Quels sont les documents nécessaires à un projet successoral ?
Bien entendu, la priorité numéro un est la volonté. De plus, les documents nécessaires dans un plan successoral comprennent :
- Un inventaire de vos actifs physiques.
- Liste de tous vos comptes financiers.
- Faites la liste de toutes vos dettes et ouvrez des comptes de crédit.
- Identification claire de votre compte d’assurance vie avec coordonnées.
En plus de ces morceaux de papier, visitez vos comptes en ligne ou contactez leur service client pour vous assurer que votre bénéficiaire est désigné au bon endroit.
Quels sont les risques de ne pas avoir de plan successoral ?

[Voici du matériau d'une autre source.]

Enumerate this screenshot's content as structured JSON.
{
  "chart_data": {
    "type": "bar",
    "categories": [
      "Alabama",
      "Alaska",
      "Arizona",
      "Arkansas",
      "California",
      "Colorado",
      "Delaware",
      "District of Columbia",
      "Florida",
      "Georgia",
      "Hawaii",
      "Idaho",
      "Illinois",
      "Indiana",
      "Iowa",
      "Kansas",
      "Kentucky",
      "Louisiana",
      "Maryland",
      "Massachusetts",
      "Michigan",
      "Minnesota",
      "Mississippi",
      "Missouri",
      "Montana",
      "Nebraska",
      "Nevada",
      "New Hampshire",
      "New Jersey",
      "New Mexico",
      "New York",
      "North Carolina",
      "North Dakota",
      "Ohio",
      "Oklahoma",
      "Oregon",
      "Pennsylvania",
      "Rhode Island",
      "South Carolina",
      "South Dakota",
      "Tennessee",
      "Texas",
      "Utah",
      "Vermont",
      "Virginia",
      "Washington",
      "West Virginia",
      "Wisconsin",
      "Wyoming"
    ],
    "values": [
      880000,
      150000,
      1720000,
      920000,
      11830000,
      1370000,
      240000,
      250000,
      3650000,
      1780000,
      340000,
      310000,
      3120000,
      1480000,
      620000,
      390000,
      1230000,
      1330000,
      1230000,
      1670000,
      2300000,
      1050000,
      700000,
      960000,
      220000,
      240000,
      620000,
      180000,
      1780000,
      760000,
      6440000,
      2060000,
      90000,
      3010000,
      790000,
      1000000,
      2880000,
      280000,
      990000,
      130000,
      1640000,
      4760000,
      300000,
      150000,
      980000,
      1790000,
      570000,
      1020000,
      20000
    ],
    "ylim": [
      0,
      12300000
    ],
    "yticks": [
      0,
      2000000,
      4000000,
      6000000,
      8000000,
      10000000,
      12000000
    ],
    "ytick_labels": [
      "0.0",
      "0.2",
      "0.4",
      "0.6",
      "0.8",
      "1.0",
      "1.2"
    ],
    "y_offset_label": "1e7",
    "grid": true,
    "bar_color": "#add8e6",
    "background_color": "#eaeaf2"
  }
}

Si vous n’avez pas de testament ou si vos intentions sont claires ou floues pour toute autre raison, votre succession se retrouvera devant le tribunal des successions.
Cela signifie que le juge des successions décidera quoi faire de vos actifs, en fonction des lois de votre État.
De plus, si vous décédez sans laisser derrière vous une documentation claire de vos biens et de l’endroit où ils se trouvent, il sera difficile pour les membres survivants de votre famille de localiser et de récupérer l’argent et les biens que vous souhaitez qu’ils possèdent.
Bref, ne pas avoir de testament et ne pas enregistrer vos biens entraînera un chaos majeur pour vos héritiers.
Conclusion
La procrastination est le plus grand ennemi de la planification successorale.
Même si aucun d’entre nous n’aime penser à la mort, une planification médiocre ou inexistante peut entraîner des conflits familiaux, des biens tombant entre de mauvaises mains, de longues batailles judiciaires et des trop-payés d’impôts sur les successions.
Alors choisissez une heure pour commencer.